Part 1: Production Planning and Quality Management
Setting up of a production plant requires elaborate planning in terms of the location, raw material supply, production schedules, inventory, and transport. Creation of proper plans improves the efficiency in supply chain logistics, which in turn lowers the production costs while increasing the profits. In production planning, supply chain decisions involve both the strategic and operational plans. While strategic plans address the overall long-term goals of the firm, operational decisions focus on the routine functions of the firm.
Location decisions determine the geographic positioning of the production plant. It takes into consideration the suitability of the stocking and sourcing points for the firm. It is an important aspect of the production plan and quality management since it provides the structure of accessing final buyers. It also has a huge effect on the overall costs and revenue earnings for the firm. In deciding where to locate a plant, managers should consider the combinations that offer the optimal profits at lower costs while considering taxes, tariffs, environmental conditions, production capacity and distribution costs. Production decisions will cover the necessary strategies needed in determining what to produce, when, how and by whom. Production schedules offer good planning tools in production decision planning. Inventory decisions will determine the level of stock, the reorder quantity, and time in order to reduce stock related costs. Finally, transport decisions offer the most suitable and reliable means of availing raw materials to the factory or the final product to the consumer.
The first option of locating a production plant that produces memory chips in rural southwest United States offers an advantage in terms of tax incentives. This lowers the overall production costs thus high chances of maximizing profits. The exemption from certain environmental restrictions raises ethical environmental concerns. Freedom of action and exemption from accountability may lead the firm into engaging in environmental unfriendly production in order to maximize profits. The firm may decide to observe environmental safety standards even if the state has exempted it from certain restrictions.
The second option in Southeast Asia has an advantage in terms of low labor costs with few tariffs. The availability of underage workforce violates the ethical rules regarding employment conditions and child labor. Engaging child labor in an oversee country may create problems with the foreign country government which will affect international relationships. If the firm is to locate its production facility in this area, then it should consider not employing children. It should seek mature employees and observe the foreign laws regarding employment.

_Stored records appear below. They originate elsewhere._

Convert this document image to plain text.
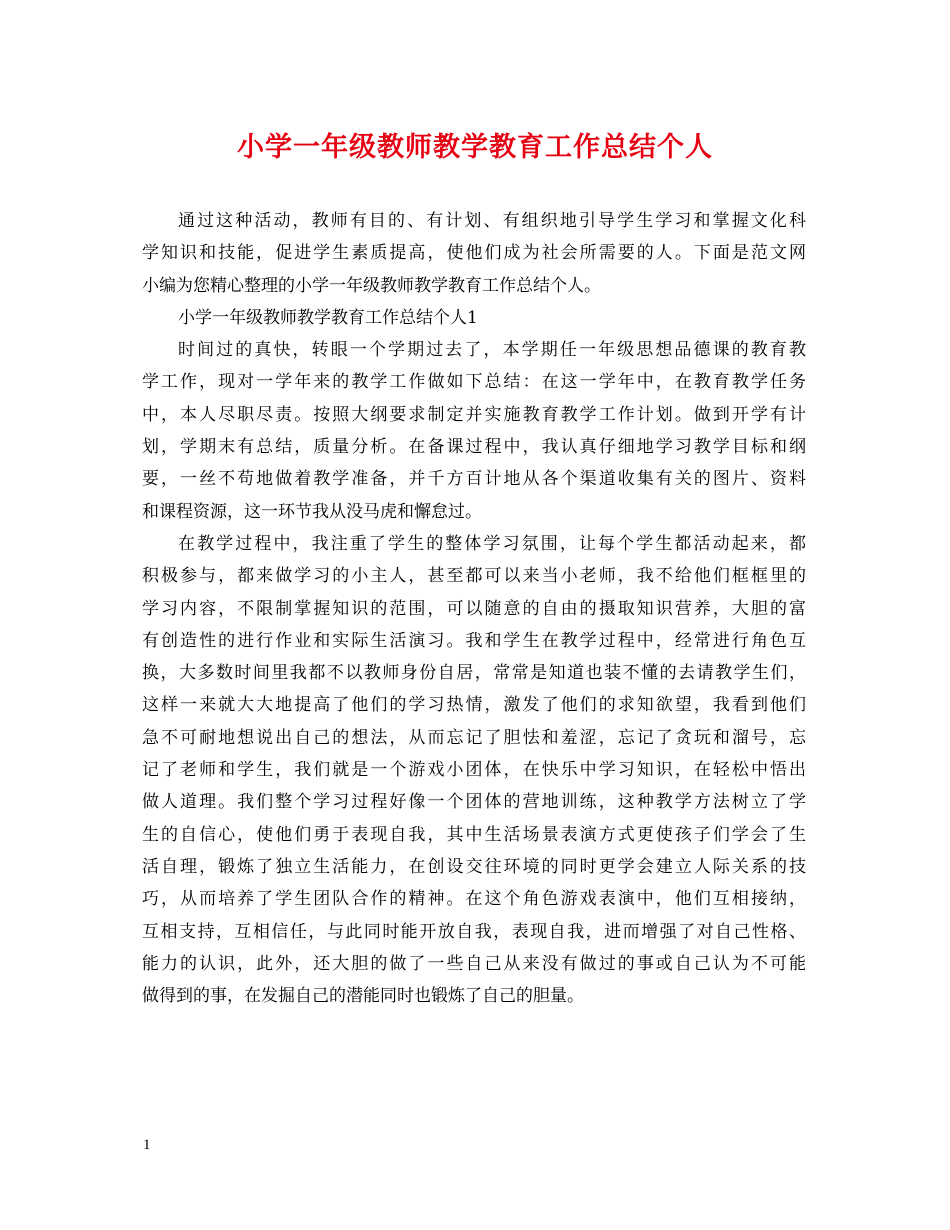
小学一年级教师教学教育工作总结个人
通过这种活动，教师有目的、有计划、有组织地引导学生学习和掌握文化科
学知识和技能，促进学生素质提高，使他们成为社会所需要的人。下面是范文网
小编为您精心整理的小学一年级教师教学教育工作总结个人。
小学一年级教师教学教育工作总结个人1
时间过的真快，转眼一个学期过去了，本学期任一年级思想品德课的教育教
学工作，现对一学年来的教学工作做如下总结：在这一学年中，在教育教学任务
中，本人尽职尽责。按照大纲要求制定并实施教育教学工作计划。做到开学有计
划，学期末有总结，质量分析。在备课过程中，我认真仔细地学习教学目标和纲
要，一丝不苟地做着教学准备，并千方百计地从各个渠道收集有关的图片、资料
和课程资源，这一环节我从没马虎和懈怠过。
在教学过程中，我注重了学生的整体学习氛围，让每个学生都活动起来，都
积极参与，都来做学习的小主人，甚至都可以来当小老师，我不给他们框框里的
学习内容，不限制掌握知识的范围，可以随意的自由的摄取知识营养，大胆的富
有创造性的进行作业和实际生活演习。我和学生在教学过程中，经常进行角色互
换，大多数时间里我都不以教师身份自居，常常是知道也装不懂的去请教学生们，
这样一来就大大地提高了他们的学习热情，激发了他们的求知欲望，我看到他们
急不可耐地想说出自己的想法，从而忘记了胆怯和羞涩，忘记了贪玩和溜号，忘
记了老师和学生，我们就是一个游戏小团体，在快乐中学习知识，在轻松中悟出
做人道理。我们整个学习过程好像一个团体的营地训练，这种教学方法树立了学
生的自信心，使他们勇于表现自我，其中生活场景表演方式更使孩子们学会了生
活自理，锻炼了独立生活能力，在创设交往环境的同时更学会建立人际关系的技
巧，从而培养了学生团队合作的精神。在这个角色游戏表演中，他们互相接纳，
互相支持，互相信任，与此同时能开放自我，表现自我，进而增强了对自己性格、
能力的认识，此外，还大胆的做了一些自己从来没有做过的事或自己认为不可能
做得到的事，在发掘自己的潜能同时也锻炼了自己的胆量。
1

The last option of locating the facility in a major US metropolitan city gives the firm an excellent opportunity to take advantage of the best labor pool available in the city. The lack of tax incentives and presence of many restrictions places the decision makers in an ethical dilemma regarding maximizing profits for the investor. The decision makers should weigh the advantages of having a highly trained labor pool to the overall costs incurred in terms of taxes and restrictions. If it finds that the costs outweigh the benefits then it should not locate the firm in the region since the investor will incur a loss.
Part 2: Supply Chain Management and Purchasing
The Stochastic approach is a supply chain management modeling technique in which decision makers use models that take the uncertain and random variables into account when determining and trying to predict the future using the results from the available data. Examples of the stochastic/probabilistic models include the process, statistical, and Programming models. The major advantage of this type of modeling is that it provides basis for determining the general pattern of behavior in available data. One can work with the little information that is available unlike other models that require certain information. The main draw back in this type of modeling is that it is limited to analyzing the general empirical data without going deeper to determine the cause of the observations that give rise to the empirical data.
Deterministic approach is a modeling technique in which the parameters are fixed, known, and certain. Deterministic models include mathematical models such as hybrid, simulation, optimization and analytical models. This models enable supply chain management to determine with certainty the exact amounts of supply needs for future purposes. The inability to deal with the uncertain demand situations in supply chain management is its main drawback. It does not exhibit the causal relationships in a supply chain in addition to the inability to give a full picture of the chain.
Multi-period modeling technique in supply chain management involves planning for inventory that requires stocking and moving in multiple periods. It provides a solution for supply chain operations in which heuristic algorithms provide efficient means of dealing with multi-period stock decisions. Managing data that describes different situations and modeling of the scenarios is a complex process. Multi-Echelon modeling on the other hand is a process that allows planning for related supply networks. It is an end to an end supplier model that integrates various supply units or echelons.It allows inventory optimization in supply chain management. Just like the multi-period model, it requires a complex procedure to integrate the echelons. To conclude, deterministic models are suitable for SBC and MLD due to the various mathematical functions.